Going forward, the company said it plans to have 1,900MW of BESS online in all territories by 2029. This could include 1,000MW of standalone battery storage as well as 600MW of batteries at solar-plus-storage plants in the Carolinas, 1,700MW of pumped hydro energy storage (PHES) and a mix of other resources like 3,400MW of peak demand reduction through energy efficiency and demand response, announced as part of the company’s proposed carbon reduction plan for North and South Carolina in May 2022.

Duke Energy said the carbon reduction plan, which called for the deployment of 5.9GW of renewable and clean energy technologies, could enable a 70% reduction in carbon dioxide emissions by 2030 and set a path to carbon neutrality by 2050. The company also said it would retire all of its coal plants in the neighbouring southern US states by 2035.

North Carolina governor Roy Cooper signed an executive order in January 2022 setting a 50% emissions reduction target by 2030 against 2005 emissions levels, and net zero greenhouse gas (GHG) emissions by 2050, with Duke Energy claiming its Carolinas Carbon Reduction Plan would be aligned with that goal.

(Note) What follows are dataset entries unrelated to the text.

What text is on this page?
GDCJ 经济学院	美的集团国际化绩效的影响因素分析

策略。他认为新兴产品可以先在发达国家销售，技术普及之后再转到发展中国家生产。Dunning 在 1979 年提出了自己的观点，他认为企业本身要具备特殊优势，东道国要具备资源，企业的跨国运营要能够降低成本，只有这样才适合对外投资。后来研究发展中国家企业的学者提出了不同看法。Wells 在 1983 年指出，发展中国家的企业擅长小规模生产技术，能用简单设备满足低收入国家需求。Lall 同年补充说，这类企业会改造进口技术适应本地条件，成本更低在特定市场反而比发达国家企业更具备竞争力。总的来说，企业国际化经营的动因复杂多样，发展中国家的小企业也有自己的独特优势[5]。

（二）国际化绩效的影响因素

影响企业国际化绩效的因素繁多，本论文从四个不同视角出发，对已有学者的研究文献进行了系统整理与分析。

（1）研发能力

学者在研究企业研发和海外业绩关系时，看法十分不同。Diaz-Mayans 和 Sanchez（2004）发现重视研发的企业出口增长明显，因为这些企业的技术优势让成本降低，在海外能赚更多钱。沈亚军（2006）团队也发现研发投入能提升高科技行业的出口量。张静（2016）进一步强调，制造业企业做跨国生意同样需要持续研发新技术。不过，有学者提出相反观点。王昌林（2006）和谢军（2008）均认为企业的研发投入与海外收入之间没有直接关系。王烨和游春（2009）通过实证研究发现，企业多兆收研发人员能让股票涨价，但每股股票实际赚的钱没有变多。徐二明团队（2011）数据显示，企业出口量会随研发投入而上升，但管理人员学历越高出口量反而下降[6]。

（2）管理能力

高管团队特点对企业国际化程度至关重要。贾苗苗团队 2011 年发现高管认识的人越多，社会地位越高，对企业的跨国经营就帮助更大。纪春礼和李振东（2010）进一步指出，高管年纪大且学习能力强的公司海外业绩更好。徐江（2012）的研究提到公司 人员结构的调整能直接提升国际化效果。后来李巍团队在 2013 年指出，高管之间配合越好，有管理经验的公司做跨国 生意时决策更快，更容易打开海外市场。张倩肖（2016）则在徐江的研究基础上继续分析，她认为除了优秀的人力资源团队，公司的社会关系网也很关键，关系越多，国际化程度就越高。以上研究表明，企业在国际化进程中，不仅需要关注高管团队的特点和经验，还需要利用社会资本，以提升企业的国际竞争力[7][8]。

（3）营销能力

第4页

According to North Carolina-based non-profit consulting firm Advanced Energy, in 2022 coal still accounted for 13% of that state’s utility generation mix, with 41% coming from natural gas, 32% from nuclear and just 14% from combined hydro, wind and solar renewable generation.

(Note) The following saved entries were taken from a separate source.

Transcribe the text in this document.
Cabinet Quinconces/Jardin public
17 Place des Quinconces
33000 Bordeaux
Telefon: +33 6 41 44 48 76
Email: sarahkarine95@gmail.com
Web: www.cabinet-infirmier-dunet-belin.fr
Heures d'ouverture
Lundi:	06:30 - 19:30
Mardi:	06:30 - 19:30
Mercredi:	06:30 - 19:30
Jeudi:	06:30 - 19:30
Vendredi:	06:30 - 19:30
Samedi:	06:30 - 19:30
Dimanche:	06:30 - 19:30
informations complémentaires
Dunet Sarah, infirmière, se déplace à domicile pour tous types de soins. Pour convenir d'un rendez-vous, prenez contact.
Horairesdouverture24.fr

The larger battery storage sites it did already have in 2022 comprised 15 utility-scale installations and 13 microgrids, mostly for municipal utilities and cooperatives, although Duke Energy completed a solar-plus-storage microgrid with 4.4MW of BESS technology capable of powering the entire town of Hot Springs in Charlotte, North Carolina, earlier this year.

In December, system integrator FlexGen said it had completed the first project in a 40MW BESS buildout across various locations for NC Electric Cooperatives, which collectively represents non-profit utilities serving around 2.5 million people in the state. The new fleet adds battery capacity to the group’s portfolio of 14 solar-plus-storage sites which total 23MW of solar PV and 53MWh of BESS, as well as a number of smaller microgrids.

This article has been amended to reflect that North Carolina governor Roy Cooper’s executive order mandates 50% emissions reduction by 2030 and net zero GHG emissions by 2050, not a 50% reduction by 2050, as was originally stated.